Making a Recommendation for Jeopardy or Termination Assessment
The IRS uses a form to initiate a jeopardy or termination assessment. In this form, the IRS must provide certain information including its compliance with all applicable procedural requirements; that the facts as found support a recommendation for jeopardy or termination assessment; the amount of taxpayer liability must be supported by proper documentation; and a reasonable finding of the taxpayer’s liability. Most importantly, the determination of the taxpayer’s liability must not be “arbitrary, capricious, or excessive in amount under the circumstances.”
A Rational Connection Between Facts Known and Inferred
All the documentation relevant to any assessment inquiry is presumed to be in the possession or control of the taxpayer. That is why the burden of proof in an assessment process lies with the taxpayer. The IRS does not have possession of all of the taxpayer’s records, and so sometimes information may be inferred based on information that is known.
Given that jeopardy and/or termination assessment are a deviation from the regular deficiency assessment process, and given that the IRS is allowed some measure of inference into the facts supporting its recommendation for such an assessment, such inference must be circumscribed by certain criteria.
First, the facts on which inferences are made must be based on transactions or a volume of operations that span a reasonable period of time.
Secondly, the business activity upon which the inference is made must have been continuous or ongoing during the entire period of the projection.
Third, there is a reasonable comparison between the operations or transactions carried out during the limited period of time compared to the entire period.
Fourth, any inferences must be limited to those that are based on or grounded on provable facts.
Use of Illegally Seized Evidence
As a general rule, illegally seized evidence may not be used against a person. However, case law exists where the IRS was allowed to use the same as evidence in civil tax proceedings.
Again, because this is a deviation from the general rule of evidence, the IRS’s capacity to use such evidence is determined by the presence of preexisting requirements. For one thing, the IRS must not have initiated, and must not have participated, in the search wherein such evidence was illegally seized.
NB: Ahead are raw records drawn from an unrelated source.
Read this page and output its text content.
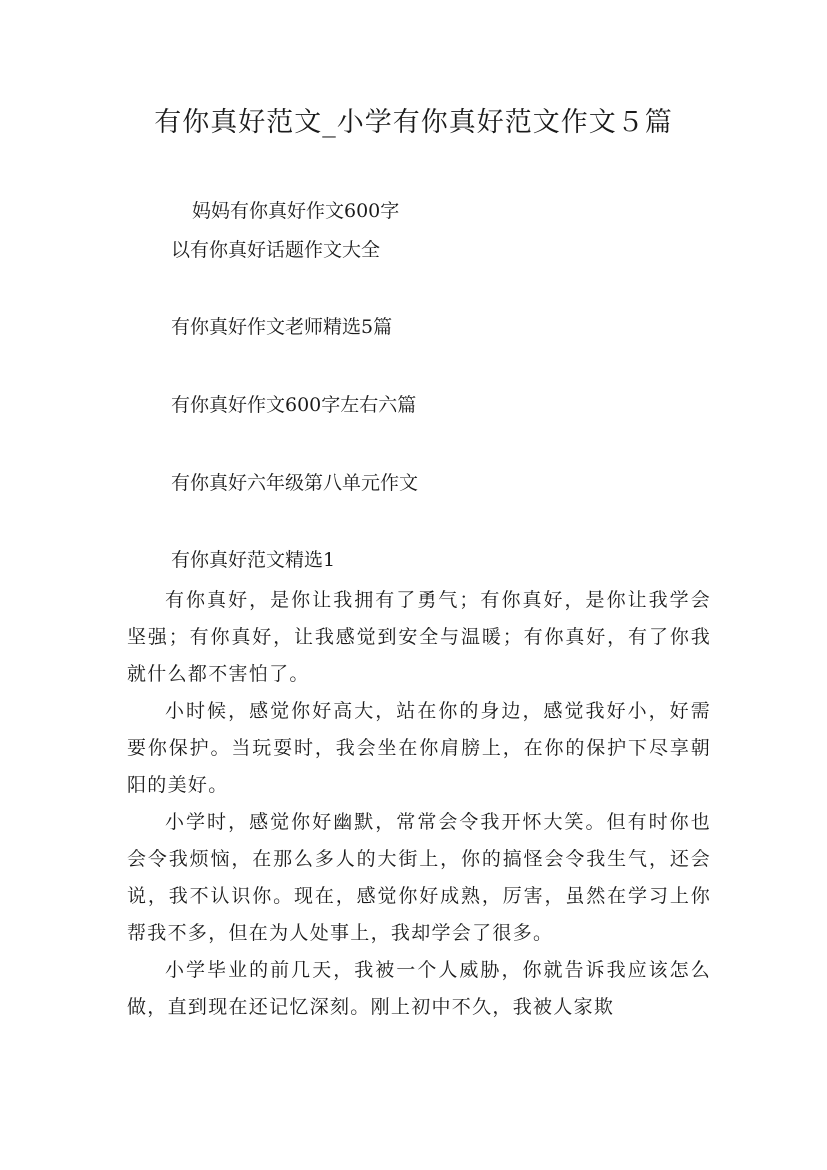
有你真好范文_小学有你真好范文作文５篇

妈妈有你真好作文600字

以有你真好话题作文大全

有你真好作文老师精选5篇

有你真好作文600字左右六篇

有你真好六年级第八单元作文

有你真好范文精选1

有你真好，是你让我拥有了勇气；有你真好，是你让我学会坚强；有你真好，让我感觉到安全与温暖；有你真好，有了你我就什么都不害怕了。

小时候，感觉你好高大，站在你的身边，感觉我好小，好需要你保护。当玩耍时，我会坐在你肩膀上，在你的保护下尽享朝阳的美好。

小学时，感觉你好幽默，常常会令我开怀大笑。但有时你也会令我烦恼，在那么多人的大街上，你的搞怪会令我生气，还会说，我不认识你。现在，感觉你好成熟，厉害，虽然在学习上你帮我不多，但在为人处事上，我却学会了很多。

小学毕业的前几天，我被一个人威胁，你就告诉我应该怎么做，直到现在还记忆深刻。刚上初中不久，我被人家欺
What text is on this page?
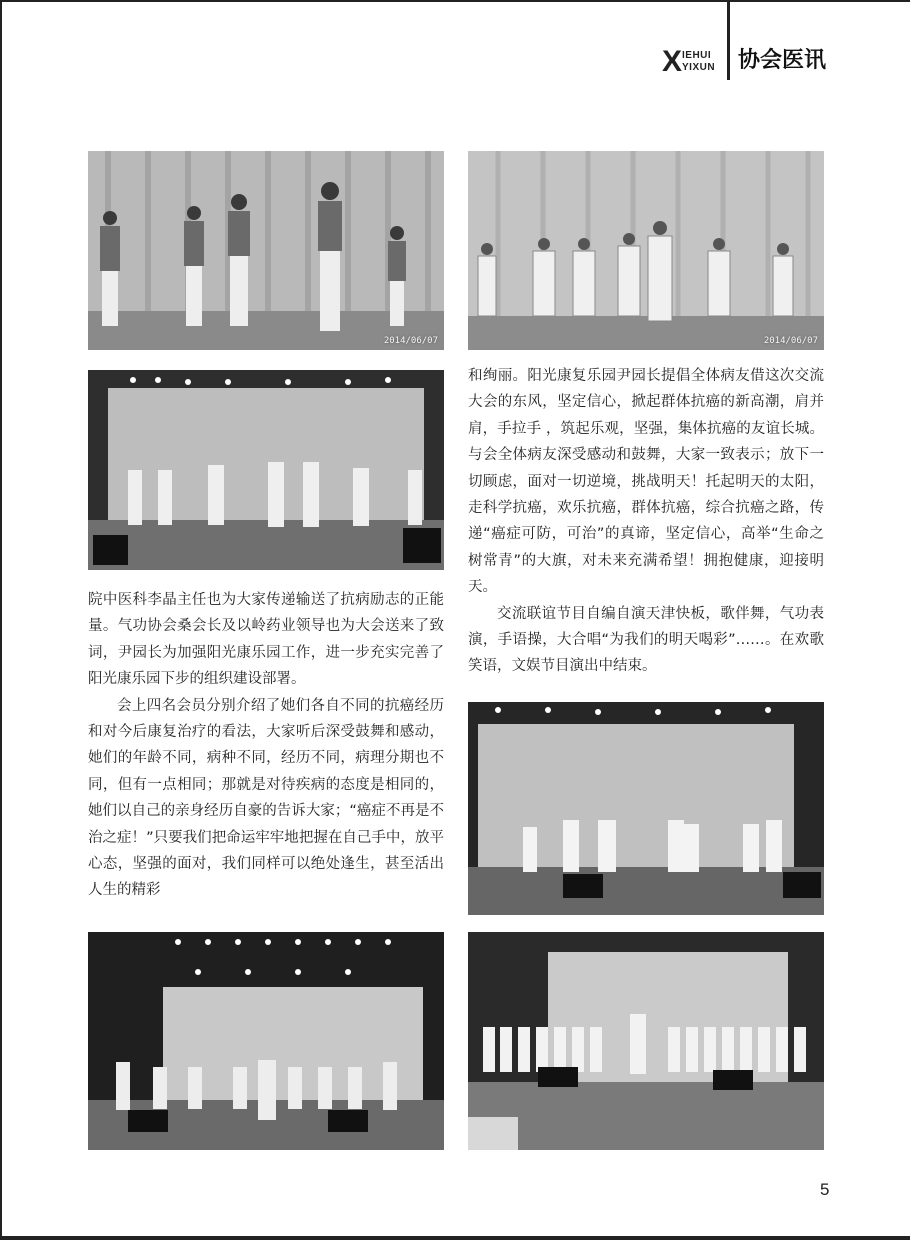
X IEHUI
YIXUN 协会医讯
2014/06/07	2014/06/07

院中医科李晶主任也为大家传递输送了抗病励志的正能量。气功协会桑会长及以岭药业领导也为大会送来了致词，尹园长为加强阳光康乐园工作，进一步充实完善了阳光康乐园下步的组织建设部署。

会上四名会员分别介绍了她们各自不同的抗癌经历和对今后康复治疗的看法，大家听后深受鼓舞和感动，她们的年龄不同，病种不同，经历不同，病理分期也不同，但有一点相同；那就是对待疾病的态度是相同的，她们以自己的亲身经历自豪的告诉大家；“癌症不再是不治之症！”只要我们把命运牢牢地把握在自己手中，放平心态，坚强的面对，我们同样可以绝处逢生，甚至活出人生的精彩

和绚丽。阳光康复乐园尹园长提倡全体病友借这次交流大会的东风，坚定信心，掀起群体抗癌的新高潮，肩并肩，手拉手 ，筑起乐观，坚强，集体抗癌的友谊长城。与会全体病友深受感动和鼓舞，大家一致表示；放下一切顾虑，面对一切逆境，挑战明天！托起明天的太阳，走科学抗癌，欢乐抗癌，群体抗癌，综合抗癌之路，传递“癌症可防，可治”的真谛，坚定信心，高举“生命之树常青”的大旗，对未来充满希望！拥抱健康，迎接明天。

交流联谊节目自编自演天津快板，歌伴舞，气功表演，手语操，大合唱“为我们的明天喝彩”……。在欢歌笑语，文娱节目演出中结束。

5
But even if IRS agents were involved in the illegal search and seizure, such evidence may still be admitted if there is an existing internal policy that allows the Service to determine whether or not it can use the seized evidence. This internal policy should be based on criteria that include, at a minimum, a good-faith state search.
Notice of Assessment
Once the IRS and its Counsel signs off on the Recommendation for jeopardy and/or termination assessment, a Notice of Assessment is issued to the taxpayer, with a demand for immediate payment.
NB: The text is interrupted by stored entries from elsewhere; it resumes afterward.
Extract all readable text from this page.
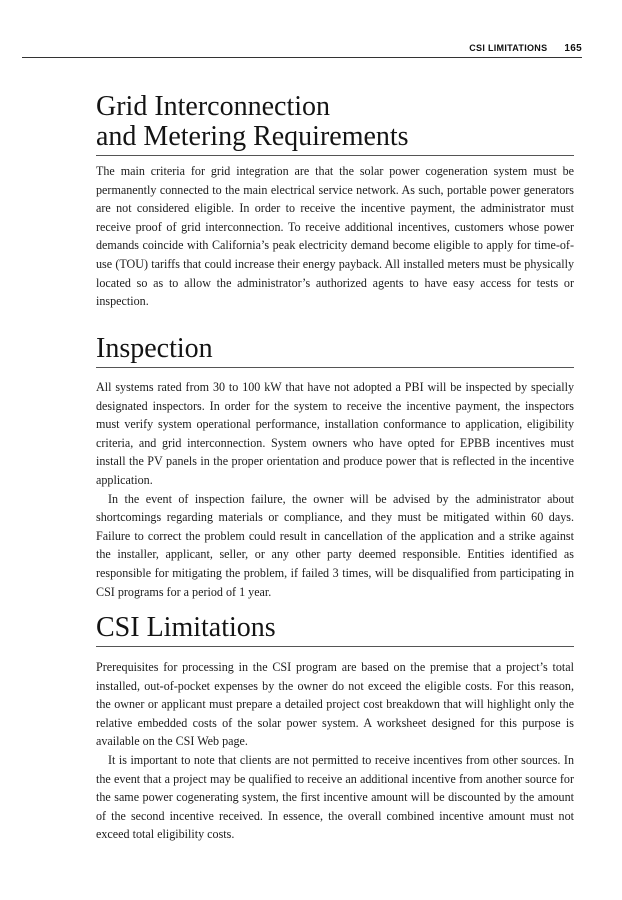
CSI LIMITATIONS 165
Grid Interconnection
and Metering Requirements

The main criteria for grid integration are that the solar power cogeneration system must be permanently connected to the main electrical service network. As such, portable power generators are not considered eligible. In order to receive the incentive payment, the administrator must receive proof of grid interconnection. To receive additional incentives, customers whose power demands coincide with California’s peak electricity demand become eligible to apply for time-of-use (TOU) tariffs that could increase their energy payback. All installed meters must be physically located so as to allow the administrator’s authorized agents to have easy access for tests or inspection.

Inspection

All systems rated from 30 to 100 kW that have not adopted a PBI will be inspected by specially designated inspectors. In order for the system to receive the incentive payment, the inspectors must verify system operational performance, installation conformance to application, eligibility criteria, and grid interconnection. System owners who have opted for EPBB incentives must install the PV panels in the proper orientation and produce power that is reflected in the incentive application.

In the event of inspection failure, the owner will be advised by the administrator about shortcomings regarding materials or compliance, and they must be mitigated within 60 days. Failure to correct the problem could result in cancellation of the application and a strike against the installer, applicant, seller, or any other party deemed responsible. Entities identified as responsible for mitigating the problem, if failed 3 times, will be disqualified from participating in CSI programs for a period of 1 year.

CSI Limitations

Prerequisites for processing in the CSI program are based on the premise that a project’s total installed, out-of-pocket expenses by the owner do not exceed the eligible costs. For this reason, the owner or applicant must prepare a detailed project cost breakdown that will highlight only the relative embedded costs of the solar power system. A worksheet designed for this purpose is available on the CSI Web page.

It is important to note that clients are not permitted to receive incentives from other sources. In the event that a project may be qualified to receive an additional incentive from another source for the same power cogenerating system, the first incentive amount will be discounted by the amount of the second incentive received. In essence, the overall combined incentive amount must not exceed total eligibility costs.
Late Statutory Notice of Deficiency
Finally, while regular deficiency assessments begin with the statutory notice of deficiency issued to the taxpayer, in jeopardy and termination assessments, this notice may be issued at a later time, after the notice of assessment and demand for payment is made.
For a jeopardy assessment, the notice of deficiency must be issued within 60 days from the assessment date. For a termination assessment, on the other hand, the notice must be issued within 60 days after the due date of the return, or the date the return is filed, whichever comes later.
As it is with regular deficiency assessments, a late statutory notice of deficiency in jeopardy or termination assessments informs the taxpayer of the rights and remedies available to him as it pertains to the notice of assessment issued against him. For instance, the taxpayer can seek administrative review of the jeopardy or termination assessment after receipt of the statutory notice of deficiency and a written statement containing information upon which the assessment is based.